VERDADERO

Heb. 571 émeth, אֶמֶת = «verdad, fidelidad»; gr. 227 alethés, ἀληθής, prim. «descubierto, manifiesto», de ahí «veraz, verdadero, real, genuino» (Mt. 22:16; Mc. 12:14; Jn. 3:33; 8:26; Ro. 3:4; 2 Cor. 6:8); 228 alethinós, ἀληθινός, relacionado con el anterior, sig. «verdadero» en el sentido de real, sincero, genuino (Jn. 7:28; 17:3; 1 Tes. 1:9; Ap. 6:10).
En tanto que expresión de verdad y autenticidad, se opone a lo falso y engañoso (cf. Jn. 1:47). En el AT se predica casi exclusivamente de Dios: Yahvé es «el Dios verdadero», el Dios vivo y Rey eterno (2 Cro. 15:3; Jer. 10:10). Del hombre se espera que haga «lo recto y lo verdadero delante de Yahvé su Dios» (2 Cro. 31:20), es decir, que sea veraz y sincero en todo, que no mienta ni dé falso testimonio (Prov. 14:5), porque Yahvé está entre su pueblo como «testigo fiel y verdadero» (Jer. 42:5). La Ley pierde su poder, y el derecho no prevalece, cuando los jueces no son verdaderos (Hab. 1:4). Formar parte de la alianza de Yahvé, juez justo y verdadero, significa comportarse con equidad en el juicio y en el trato con los semejantes: «Así ha dicho Yahvé de los Ejércitos: Juzgad conforme a la verdad; practicad la bondad y la misericordia, cada uno con su hermano» (Zac 7:9).
En el NT, Jesucristo es presentado como el que da testimonio del Dios verdadero, cuya meta es la vida eterna, la cual consiste en «que te conozcan a ti, el único Dios verdadero, y a Jesucristo a quien tú has enviado» (Jn. 17:3). Aceptar el mensaje evangélico es convertirse «de los ídolos a Dios, para servir al Dios vivo y verdadero» (1 Tes. 1:9). Dios es «verdadero» en el doble sentido de auténtico y fiel (cf.
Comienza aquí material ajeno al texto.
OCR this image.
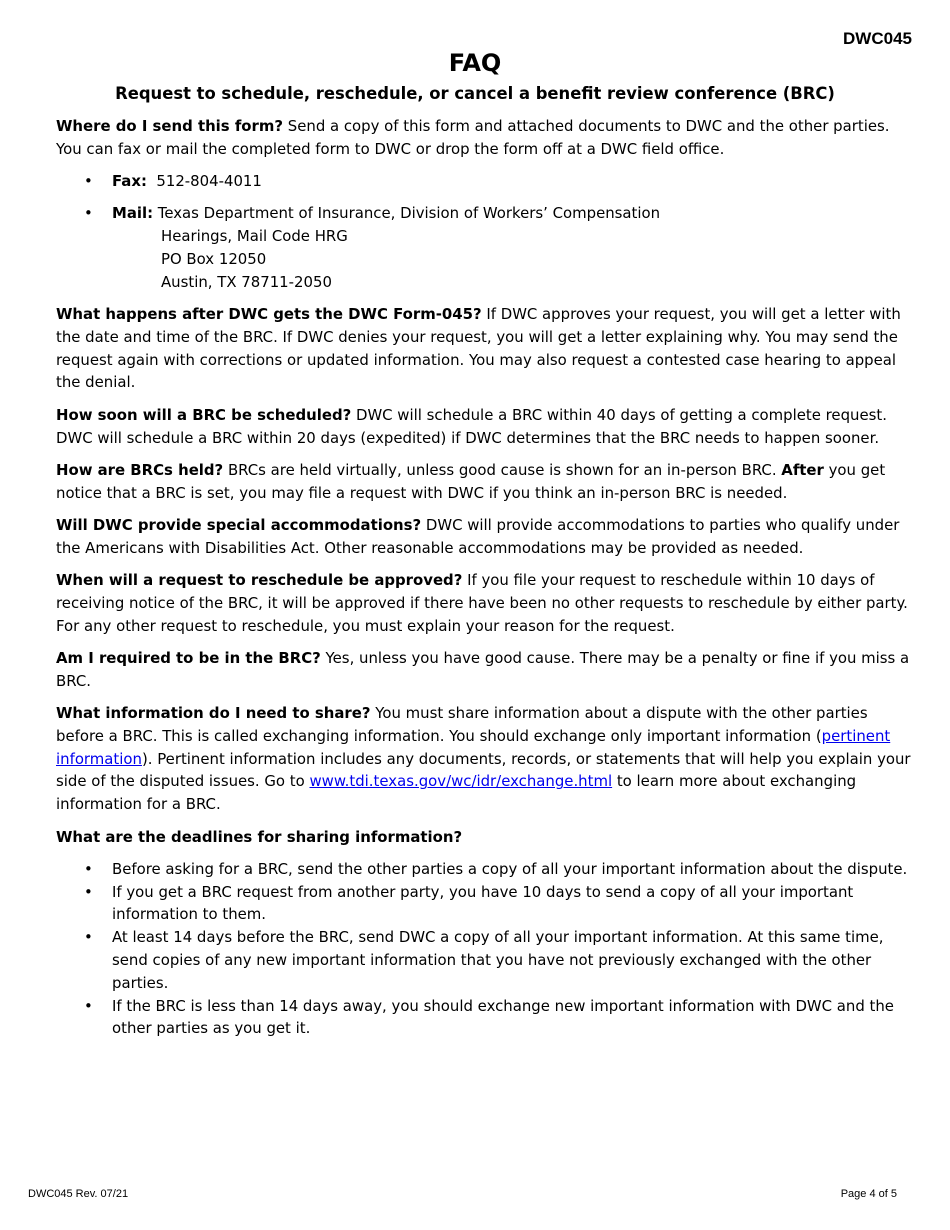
DWC045
FAQ
Request to schedule, reschedule, or cancel a benefit review conference (BRC)

Where do I send this form? Send a copy of this form and attached documents to DWC and the other parties. You can fax or mail the completed form to DWC or drop the form off at a DWC field office.

• Fax: 512-804-4011
• Mail: Texas Department of Insurance, Division of Workers’ Compensation
Hearings, Mail Code HRG
PO Box 12050
Austin, TX 78711-2050

What happens after DWC gets the DWC Form-045? If DWC approves your request, you will get a letter with the date and time of the BRC. If DWC denies your request, you will get a letter explaining why. You may send the request again with corrections or updated information. You may also request a contested case hearing to appeal the denial.

How soon will a BRC be scheduled? DWC will schedule a BRC within 40 days of getting a complete request. DWC will schedule a BRC within 20 days (expedited) if DWC determines that the BRC needs to happen sooner.

How are BRCs held? BRCs are held virtually, unless good cause is shown for an in-person BRC. After you get notice that a BRC is set, you may file a request with DWC if you think an in-person BRC is needed.

Will DWC provide special accommodations? DWC will provide accommodations to parties who qualify under the Americans with Disabilities Act. Other reasonable accommodations may be provided as needed.

When will a request to reschedule be approved? If you file your request to reschedule within 10 days of receiving notice of the BRC, it will be approved if there have been no other requests to reschedule by either party. For any other request to reschedule, you must explain your reason for the request.

Am I required to be in the BRC? Yes, unless you have good cause. There may be a penalty or fine if you miss a BRC.

What information do I need to share? You must share information about a dispute with the other parties before a BRC. This is called exchanging information. You should exchange only important information (pertinent information). Pertinent information includes any documents, records, or statements that will help you explain your side of the disputed issues. Go to www.tdi.texas.gov/wc/idr/exchange.html to learn more about exchanging information for a BRC.

What are the deadlines for sharing information?

• Before asking for a BRC, send the other parties a copy of all your important information about the dispute.
• If you get a BRC request from another party, you have 10 days to send a copy of all your important information to them.
• At least 14 days before the BRC, send DWC a copy of all your important information. At this same time, send copies of any new important information that you have not previously exchanged with the other parties.
• If the BRC is less than 14 days away, you should exchange new important information with DWC and the other parties as you get it.
DWC045 Rev. 07/21	Page 4 of 5
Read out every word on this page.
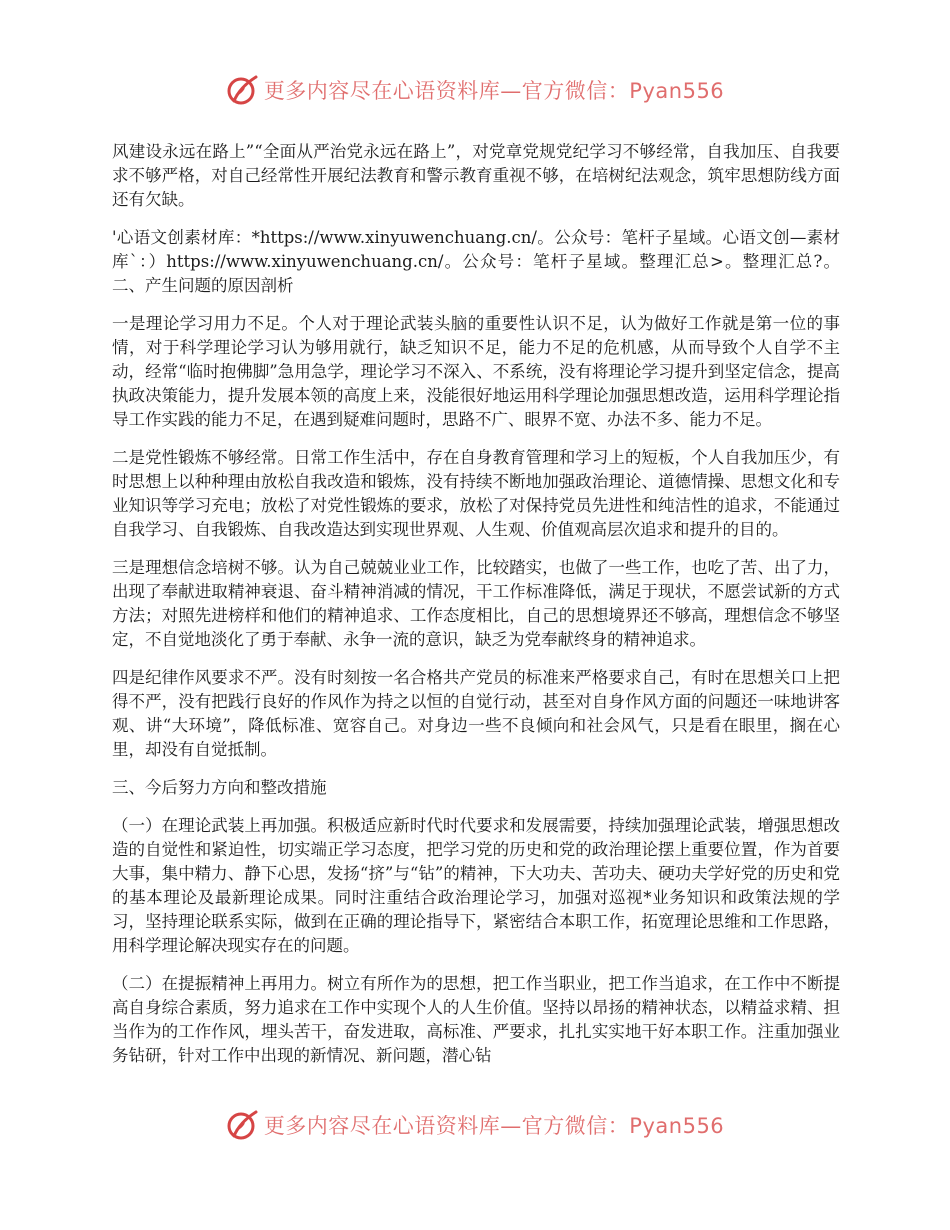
更多内容尽在心语资料库—官方微信：Pyan556

风建设永远在路上”“全面从严治党永远在路上”，对党章党规党纪学习不够经常，自我加压、自我要求不够严格，对自己经常性开展纪法教育和警示教育重视不够，在培树纪法观念，筑牢思想防线方面还有欠缺。

'心语文创素材库：*https://www.xinyuwenchuang.cn/。公众号：笔杆子星域。心语文创—素材库`：）https://www.xinyuwenchuang.cn/。公众号：笔杆子星域。整理汇总>。整理汇总?。二、产生问题的原因剖析

一是理论学习用力不足。个人对于理论武装头脑的重要性认识不足，认为做好工作就是第一位的事情，对于科学理论学习认为够用就行，缺乏知识不足，能力不足的危机感，从而导致个人自学不主动，经常“临时抱佛脚”急用急学，理论学习不深入、不系统，没有将理论学习提升到坚定信念，提高执政决策能力，提升发展本领的高度上来，没能很好地运用科学理论加强思想改造，运用科学理论指导工作实践的能力不足，在遇到疑难问题时，思路不广、眼界不宽、办法不多、能力不足。

二是党性锻炼不够经常。日常工作生活中，存在自身教育管理和学习上的短板，个人自我加压少，有时思想上以种种理由放松自我改造和锻炼，没有持续不断地加强政治理论、道德情操、思想文化和专业知识等学习充电；放松了对党性锻炼的要求，放松了对保持党员先进性和纯洁性的追求，不能通过自我学习、自我锻炼、自我改造达到实现世界观、人生观、价值观高层次追求和提升的目的。

三是理想信念培树不够。认为自己兢兢业业工作，比较踏实，也做了一些工作，也吃了苦、出了力，出现了奉献进取精神衰退、奋斗精神消减的情况，干工作标准降低，满足于现状，不愿尝试新的方式方法；对照先进榜样和他们的精神追求、工作态度相比，自己的思想境界还不够高，理想信念不够坚定，不自觉地淡化了勇于奉献、永争一流的意识，缺乏为党奉献终身的精神追求。

四是纪律作风要求不严。没有时刻按一名合格共产党员的标准来严格要求自己，有时在思想关口上把得不严，没有把践行良好的作风作为持之以恒的自觉行动，甚至对自身作风方面的问题还一味地讲客观、讲“大环境”，降低标准、宽容自己。对身边一些不良倾向和社会风气，只是看在眼里，搁在心里，却没有自觉抵制。

三、今后努力方向和整改措施

（一）在理论武装上再加强。积极适应新时代时代要求和发展需要，持续加强理论武装，增强思想改造的自觉性和紧迫性，切实端正学习态度，把学习党的历史和党的政治理论摆上重要位置，作为首要大事，集中精力、静下心思，发扬“挤”与“钻”的精神，下大功夫、苦功夫、硬功夫学好党的历史和党的基本理论及最新理论成果。同时注重结合政治理论学习，加强对巡视*业务知识和政策法规的学习，坚持理论联系实际，做到在正确的理论指导下，紧密结合本职工作，拓宽理论思维和工作思路，用科学理论解决现实存在的问题。

（二）在提振精神上再用力。树立有所作为的思想，把工作当职业，把工作当追求，在工作中不断提高自身综合素质，努力追求在工作中实现个人的人生价值。坚持以昂扬的精神状态，以精益求精、担当作为的工作作风，埋头苦干，奋发进取，高标准、严要求，扎扎实实地干好本职工作。注重加强业务钻研，针对工作中出现的新情况、新问题，潜心钻

更多内容尽在心语资料库—官方微信：Pyan556
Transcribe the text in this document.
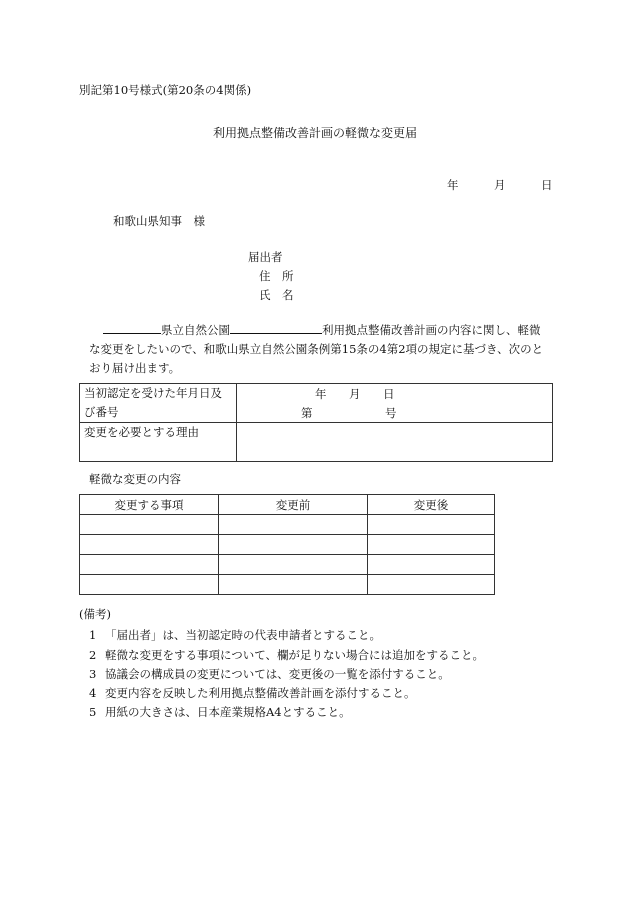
別記第10号様式(第20条の4関係)
利用拠点整備改善計画の軽微な変更届
年	月	日
和歌山県知事　様
届出者
住　所
氏　名
県立自然公園	利用拠点整備改善計画の内容に関し、軽微
な変更をしたいので、和歌山県立自然公園条例第15条の4第2項の規定に基づき、次のと
おり届け出ます。
当初認定を受けた年月日及
び番号	年 月 日
第 号

変更を必要とする理由	
軽微な変更の内容
変更する事項	変更前	変更後

(備考)
1 「届出者」は、当初認定時の代表申請者とすること。
2 軽微な変更をする事項について、欄が足りない場合には追加をすること。
3 協議会の構成員の変更については、変更後の一覧を添付すること。
4 変更内容を反映した利用拠点整備改善計画を添付すること。
5 用紙の大きさは、日本産業規格A4とすること。
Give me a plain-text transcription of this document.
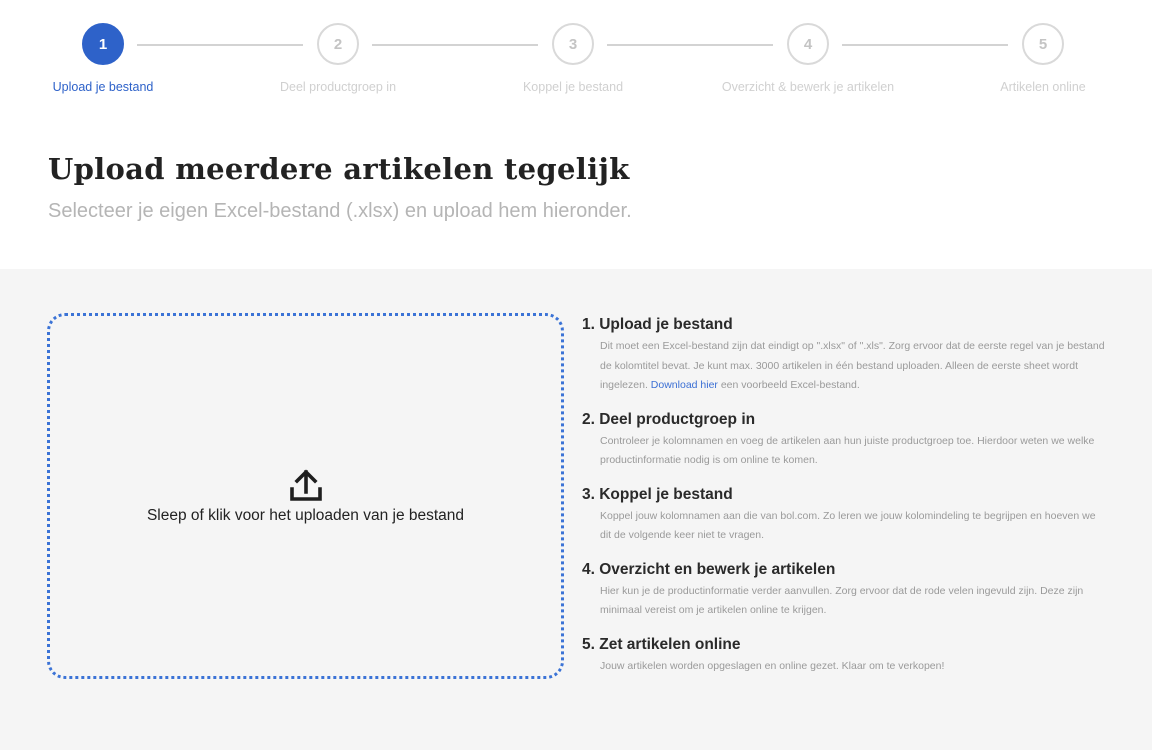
1	2	3	4	5
Upload je bestand	Deel productgroep in	Koppel je bestand	Overzicht & bewerk je artikelen	Artikelen online
Upload meerdere artikelen tegelijk
Selecteer je eigen Excel-bestand (.xlsx) en upload hem hieronder.
Sleep of klik voor het uploaden van je bestand
1. Upload je bestand
Dit moet een Excel-bestand zijn dat eindigt op ".xlsx" of ".xls". Zorg ervoor dat de eerste regel van je bestand de kolomtitel bevat. Je kunt max. 3000 artikelen in één bestand uploaden. Alleen de eerste sheet wordt ingelezen. Download hier een voorbeeld Excel-bestand.
2. Deel productgroep in
Controleer je kolomnamen en voeg de artikelen aan hun juiste productgroep toe. Hierdoor weten we welke productinformatie nodig is om online te komen.
3. Koppel je bestand
Koppel jouw kolomnamen aan die van bol.com. Zo leren we jouw kolomindeling te begrijpen en hoeven we dit de volgende keer niet te vragen.
4. Overzicht en bewerk je artikelen
Hier kun je de productinformatie verder aanvullen. Zorg ervoor dat de rode velen ingevuld zijn. Deze zijn minimaal vereist om je artikelen online te krijgen.
5. Zet artikelen online
Jouw artikelen worden opgeslagen en online gezet. Klaar om te verkopen!
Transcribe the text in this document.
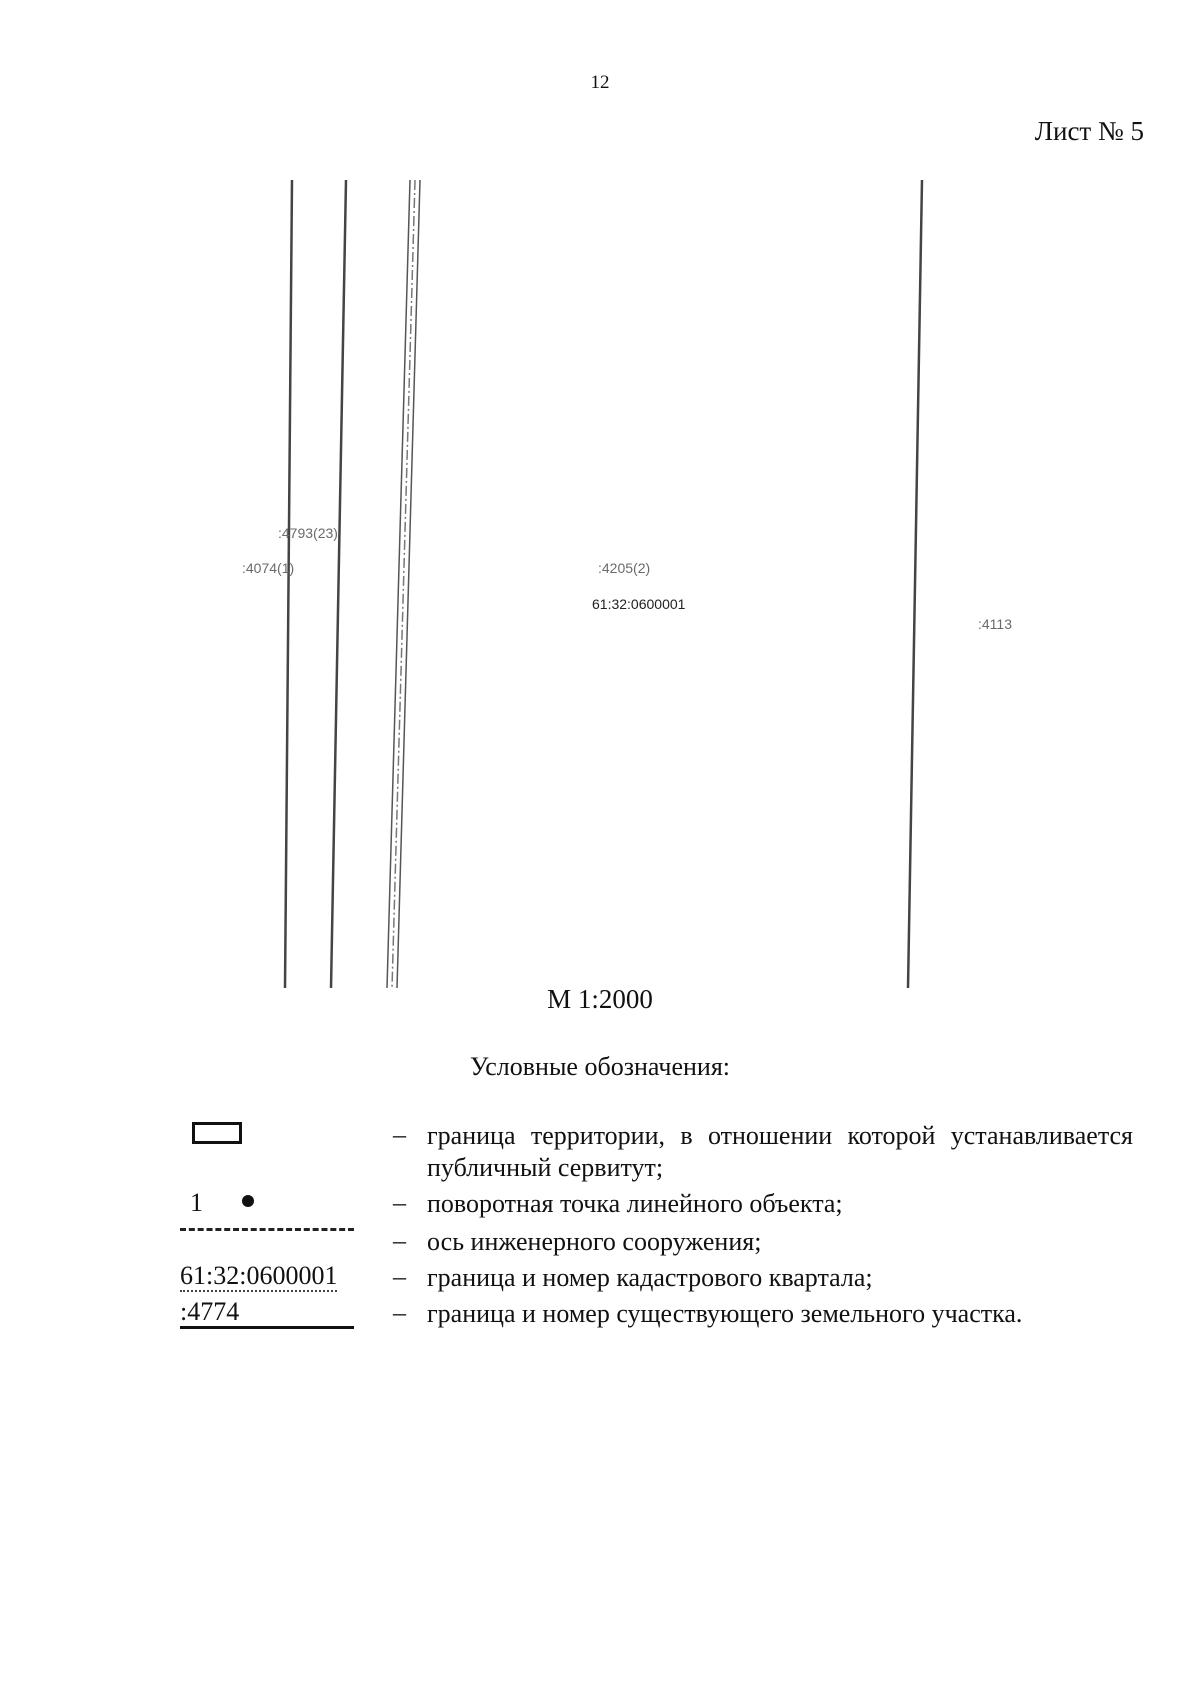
12
Лист № 5
:4793(23)
:4074(1)	:4205(2)
61:32:0600001
:4113
М 1:2000
Условные обозначения:
– граница территории, в отношении которой устанавливается публичный сервитут;
1	– поворотная точка линейного объекта;
– ось инженерного сооружения;
61:32:0600001 – граница и номер кадастрового квартала;
:4774	– граница и номер существующего земельного участка.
Ap. 3:7, 14; 19:1), que guarda su palabra, que es veraz en todos sus pronunciamientos, que no puede mentir (cf. Ro. 3:4; Heb. 6:18).
En el Evangelio según San Juan, se predica repetidamente que Cristo es «la luz verdadera» (Jn. 1:9), «el verdadero pan del cielo» (6:32), «la vid verdadera» (15:1). En debate con los fariseos sobre la autoridad que Jesús tiene para hacer y decir las cosas que hace y dice, recurre a un testimonio superior a sí mismo, procedente del Padre (Jn. 5:31; cf. Mt. 3:17; 17:5; Mc. 9:7; Lc. 9:35; 2 Pd. 1:17): «El que habla de sí mismo busca su propia gloria; pero el que busca la gloria del que le envió, éste es verdadero, y en él no hay injusticia» (Jn. 7:18). La cuestión es recurrente a lo largo del ministerio de Jesús, lo que indica el ambiente de controversia del cristianismo con el judaísmo del siglo I respecto a la autoridad espiritual de Jesús. Cuando en el recinto del Templo Jesús afirmó: «Yo soy la luz del mundo», los fariseos enseguida le salieron al paso: «Tú das testimonio de ti mismo; tu testimonio no es verdadero» (Jn. 8:13). Lo cual se ajustaba a la legalidad vigente que exigía al menos dos testigos para aceptar un testimonio como verdadero (v. 17). Jesús les responde apelando a su origen supraterrenal (v. 14; cf. Jn. 3:33) y al testimonio del Padre que le envió, de modo que el testimonio del Padre y el suyo propio cumplen el requisito de dos testigos (v. 16). El evangelista cierra su libro insistiendo en la idea del testimonio verdadero, en cuanto testigo presencial que da fe de lo escrito: «El que lo ha visto ha dado testimonio, y su testimonio es verdadero. El sabe que dice la verdad, para que vosotros también creáis» (Jn. 19:35; 21:24). Por último, en su primera carta, resumente esta cuestión mediante la siguiente confesión: «Sabemos que el Hijo de Dios está presente y nos ha dado entendimiento para conocer al que es verdadero; y estamos en el verdadero, en su Hijo Jesucristo. Este es el verdadero Dios y la vida eterna» (1 Jn. 5:20). Véase TESTIMONIO, VERDAD.